This volume draws attention to the ways philanthropic activities reacted, anticipated, adapted and resisted to the multiple regime changes in twentieth-century Germany. It presents a
differentiated understanding of the relationship between philanthropy and civil society that traces this connection from Germany’s first democracy (the Weimar Republic) through the
dictatorships of Nazi regime and Soviet-style rule in Communist East Germany to the stable democracy of the Federal Republic of Germany. No country has gone through as many socio-political
transformations as Germany in the twentieth century.
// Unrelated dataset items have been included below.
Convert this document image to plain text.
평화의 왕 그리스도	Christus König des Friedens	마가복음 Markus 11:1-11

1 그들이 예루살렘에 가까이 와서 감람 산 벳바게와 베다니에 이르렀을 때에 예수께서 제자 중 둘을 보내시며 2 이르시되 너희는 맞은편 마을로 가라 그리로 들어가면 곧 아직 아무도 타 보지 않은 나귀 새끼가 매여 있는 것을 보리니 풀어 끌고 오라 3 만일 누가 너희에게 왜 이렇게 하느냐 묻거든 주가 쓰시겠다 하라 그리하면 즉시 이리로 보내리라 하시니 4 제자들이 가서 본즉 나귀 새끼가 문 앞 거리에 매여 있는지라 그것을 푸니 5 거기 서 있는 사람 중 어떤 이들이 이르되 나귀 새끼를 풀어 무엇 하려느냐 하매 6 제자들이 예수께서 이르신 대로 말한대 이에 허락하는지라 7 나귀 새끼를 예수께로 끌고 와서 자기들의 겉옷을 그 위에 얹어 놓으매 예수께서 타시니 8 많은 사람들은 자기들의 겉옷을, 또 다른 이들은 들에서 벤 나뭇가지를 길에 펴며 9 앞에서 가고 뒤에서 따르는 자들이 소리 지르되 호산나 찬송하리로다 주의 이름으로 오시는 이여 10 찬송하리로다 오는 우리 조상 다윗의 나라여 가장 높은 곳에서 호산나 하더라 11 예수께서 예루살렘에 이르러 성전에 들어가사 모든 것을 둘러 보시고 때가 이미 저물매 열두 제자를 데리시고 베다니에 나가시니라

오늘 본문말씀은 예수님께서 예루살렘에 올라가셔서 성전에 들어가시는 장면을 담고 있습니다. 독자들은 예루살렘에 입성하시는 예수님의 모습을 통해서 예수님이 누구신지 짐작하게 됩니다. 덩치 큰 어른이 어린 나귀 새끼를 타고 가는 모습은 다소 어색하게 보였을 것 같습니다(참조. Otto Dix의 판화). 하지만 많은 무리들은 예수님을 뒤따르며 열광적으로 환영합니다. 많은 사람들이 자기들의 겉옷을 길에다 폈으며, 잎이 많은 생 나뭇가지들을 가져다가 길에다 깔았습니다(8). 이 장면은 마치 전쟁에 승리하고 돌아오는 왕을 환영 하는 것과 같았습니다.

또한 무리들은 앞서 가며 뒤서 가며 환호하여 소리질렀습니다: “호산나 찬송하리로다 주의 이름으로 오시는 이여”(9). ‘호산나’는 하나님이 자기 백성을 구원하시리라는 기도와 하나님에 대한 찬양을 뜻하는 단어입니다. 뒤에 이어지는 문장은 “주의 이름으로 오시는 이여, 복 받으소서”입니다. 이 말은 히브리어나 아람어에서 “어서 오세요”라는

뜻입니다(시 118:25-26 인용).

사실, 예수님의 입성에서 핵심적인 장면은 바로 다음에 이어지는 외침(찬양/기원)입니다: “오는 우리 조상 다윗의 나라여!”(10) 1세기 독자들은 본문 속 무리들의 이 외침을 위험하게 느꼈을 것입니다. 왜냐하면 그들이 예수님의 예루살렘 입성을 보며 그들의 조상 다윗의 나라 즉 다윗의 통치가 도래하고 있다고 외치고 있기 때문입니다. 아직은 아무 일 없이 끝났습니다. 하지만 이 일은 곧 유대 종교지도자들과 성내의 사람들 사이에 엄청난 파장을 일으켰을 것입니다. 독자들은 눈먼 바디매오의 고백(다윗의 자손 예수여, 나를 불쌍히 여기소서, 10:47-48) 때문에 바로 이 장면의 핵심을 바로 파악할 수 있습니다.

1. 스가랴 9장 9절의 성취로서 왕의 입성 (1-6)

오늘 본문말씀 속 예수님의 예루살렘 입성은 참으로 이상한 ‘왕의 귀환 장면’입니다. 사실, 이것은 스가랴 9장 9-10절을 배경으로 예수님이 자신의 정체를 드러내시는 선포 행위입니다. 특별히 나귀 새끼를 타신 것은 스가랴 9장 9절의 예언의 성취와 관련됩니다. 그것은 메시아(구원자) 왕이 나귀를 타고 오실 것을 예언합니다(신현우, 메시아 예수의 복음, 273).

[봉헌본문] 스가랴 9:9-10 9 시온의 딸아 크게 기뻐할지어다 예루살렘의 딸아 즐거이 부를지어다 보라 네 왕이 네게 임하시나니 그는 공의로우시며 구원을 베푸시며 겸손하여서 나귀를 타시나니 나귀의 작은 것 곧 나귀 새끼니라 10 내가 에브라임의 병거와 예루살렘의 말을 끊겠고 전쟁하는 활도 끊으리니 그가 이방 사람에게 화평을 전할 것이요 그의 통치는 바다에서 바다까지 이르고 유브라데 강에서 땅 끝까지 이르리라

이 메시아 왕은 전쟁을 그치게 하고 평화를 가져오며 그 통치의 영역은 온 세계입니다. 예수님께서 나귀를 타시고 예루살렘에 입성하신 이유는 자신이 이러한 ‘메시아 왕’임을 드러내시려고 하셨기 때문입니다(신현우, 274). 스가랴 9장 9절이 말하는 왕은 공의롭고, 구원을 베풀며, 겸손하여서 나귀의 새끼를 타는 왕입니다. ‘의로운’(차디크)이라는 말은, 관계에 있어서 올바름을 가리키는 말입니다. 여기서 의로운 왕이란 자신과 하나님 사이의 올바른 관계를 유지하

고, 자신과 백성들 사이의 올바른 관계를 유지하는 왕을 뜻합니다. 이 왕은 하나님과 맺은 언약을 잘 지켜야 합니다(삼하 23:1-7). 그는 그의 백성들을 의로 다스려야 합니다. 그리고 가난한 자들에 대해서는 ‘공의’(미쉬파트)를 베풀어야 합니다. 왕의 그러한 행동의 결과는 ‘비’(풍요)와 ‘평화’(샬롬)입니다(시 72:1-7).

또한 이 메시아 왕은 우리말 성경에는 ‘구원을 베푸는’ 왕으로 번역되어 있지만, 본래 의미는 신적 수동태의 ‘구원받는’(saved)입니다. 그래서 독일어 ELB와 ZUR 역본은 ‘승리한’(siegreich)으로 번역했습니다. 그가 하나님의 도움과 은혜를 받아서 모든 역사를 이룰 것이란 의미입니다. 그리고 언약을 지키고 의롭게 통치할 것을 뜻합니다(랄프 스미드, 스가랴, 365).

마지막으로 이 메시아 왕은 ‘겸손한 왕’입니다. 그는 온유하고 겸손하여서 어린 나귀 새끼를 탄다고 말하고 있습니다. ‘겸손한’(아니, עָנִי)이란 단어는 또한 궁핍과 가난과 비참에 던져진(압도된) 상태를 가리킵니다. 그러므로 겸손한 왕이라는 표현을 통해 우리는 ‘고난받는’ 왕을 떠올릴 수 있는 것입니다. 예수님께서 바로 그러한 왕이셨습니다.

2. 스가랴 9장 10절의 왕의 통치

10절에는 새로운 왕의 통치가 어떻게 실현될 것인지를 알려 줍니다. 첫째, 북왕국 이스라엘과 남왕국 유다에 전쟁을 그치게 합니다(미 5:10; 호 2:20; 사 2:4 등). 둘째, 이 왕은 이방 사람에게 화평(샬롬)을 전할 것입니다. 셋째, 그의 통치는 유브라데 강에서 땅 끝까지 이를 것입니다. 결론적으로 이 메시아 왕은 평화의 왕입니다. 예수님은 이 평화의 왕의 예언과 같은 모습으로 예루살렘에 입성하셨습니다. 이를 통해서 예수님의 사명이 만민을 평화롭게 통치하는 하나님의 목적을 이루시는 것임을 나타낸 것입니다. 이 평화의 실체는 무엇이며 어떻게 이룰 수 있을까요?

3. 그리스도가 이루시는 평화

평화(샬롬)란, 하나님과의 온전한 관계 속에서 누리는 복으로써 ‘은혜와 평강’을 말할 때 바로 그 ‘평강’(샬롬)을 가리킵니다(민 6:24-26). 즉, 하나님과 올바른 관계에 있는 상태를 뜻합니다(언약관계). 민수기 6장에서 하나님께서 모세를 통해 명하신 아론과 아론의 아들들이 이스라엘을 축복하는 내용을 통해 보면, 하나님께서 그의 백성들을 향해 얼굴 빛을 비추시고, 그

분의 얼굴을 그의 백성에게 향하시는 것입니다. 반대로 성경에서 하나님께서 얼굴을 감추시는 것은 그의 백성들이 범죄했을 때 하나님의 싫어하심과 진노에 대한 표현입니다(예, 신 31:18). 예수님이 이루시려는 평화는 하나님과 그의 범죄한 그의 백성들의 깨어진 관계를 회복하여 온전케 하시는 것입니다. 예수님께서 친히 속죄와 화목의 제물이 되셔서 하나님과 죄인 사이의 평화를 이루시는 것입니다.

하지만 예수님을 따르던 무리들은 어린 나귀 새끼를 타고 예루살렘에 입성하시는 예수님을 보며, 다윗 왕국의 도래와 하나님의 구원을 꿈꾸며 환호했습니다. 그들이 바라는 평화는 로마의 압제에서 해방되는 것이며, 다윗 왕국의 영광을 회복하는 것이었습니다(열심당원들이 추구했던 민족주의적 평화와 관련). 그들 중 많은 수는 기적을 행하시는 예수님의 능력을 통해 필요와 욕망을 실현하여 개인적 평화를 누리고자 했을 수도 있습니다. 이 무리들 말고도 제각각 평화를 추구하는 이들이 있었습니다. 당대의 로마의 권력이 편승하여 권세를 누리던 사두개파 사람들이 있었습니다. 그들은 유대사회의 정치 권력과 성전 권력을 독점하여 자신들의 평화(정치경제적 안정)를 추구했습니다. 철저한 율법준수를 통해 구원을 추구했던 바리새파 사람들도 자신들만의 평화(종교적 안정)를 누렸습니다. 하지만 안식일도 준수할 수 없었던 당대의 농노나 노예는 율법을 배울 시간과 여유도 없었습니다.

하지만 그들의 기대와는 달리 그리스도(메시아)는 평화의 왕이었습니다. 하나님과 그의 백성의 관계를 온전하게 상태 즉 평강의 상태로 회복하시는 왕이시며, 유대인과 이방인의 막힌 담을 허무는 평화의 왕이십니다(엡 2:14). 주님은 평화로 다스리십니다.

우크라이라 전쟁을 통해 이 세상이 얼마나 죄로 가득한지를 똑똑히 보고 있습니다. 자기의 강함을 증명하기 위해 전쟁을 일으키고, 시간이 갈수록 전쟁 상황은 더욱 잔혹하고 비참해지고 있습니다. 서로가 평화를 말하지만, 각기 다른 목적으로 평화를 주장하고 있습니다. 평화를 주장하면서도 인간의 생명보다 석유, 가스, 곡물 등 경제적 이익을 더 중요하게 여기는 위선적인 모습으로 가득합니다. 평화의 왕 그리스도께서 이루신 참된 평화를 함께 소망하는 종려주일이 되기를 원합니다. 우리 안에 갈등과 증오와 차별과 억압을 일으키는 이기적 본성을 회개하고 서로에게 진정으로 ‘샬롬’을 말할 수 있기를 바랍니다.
This work examines philanthropic practices against the backdrop of the continuities, disruptions and changes that these political
transitions caused.?While this volume concentrates on the specific conditions in Germany, it is grounded in an understanding of the multiple streams connecting Germany, the United States and
the developing world. This volume will place German philanthropy in a triangular relationship that also integrates the developing world, primarily through Africa. In particular, the
contributions to the volume demonstrate that transatlantic exchange between German and American philanthropic organizations cannot be reduced to bilateral relationships. In fact, it has been
inextricably intertwined with philanthropic activities in the Third World, especially since the 1950s. Not least, the transnational approach is directed against static conceptions of
philanthropy, which proved variable in the twentieth century. More generally, this analytical framework is a particularly convincing reminder that philanthropic activities need to be placed
into their specific historical contexts. Thus, some chapters of this book show that relations between the U.S. and German philanthropy have been a-synchronous in the interwar period as well as
in the decades after 1945.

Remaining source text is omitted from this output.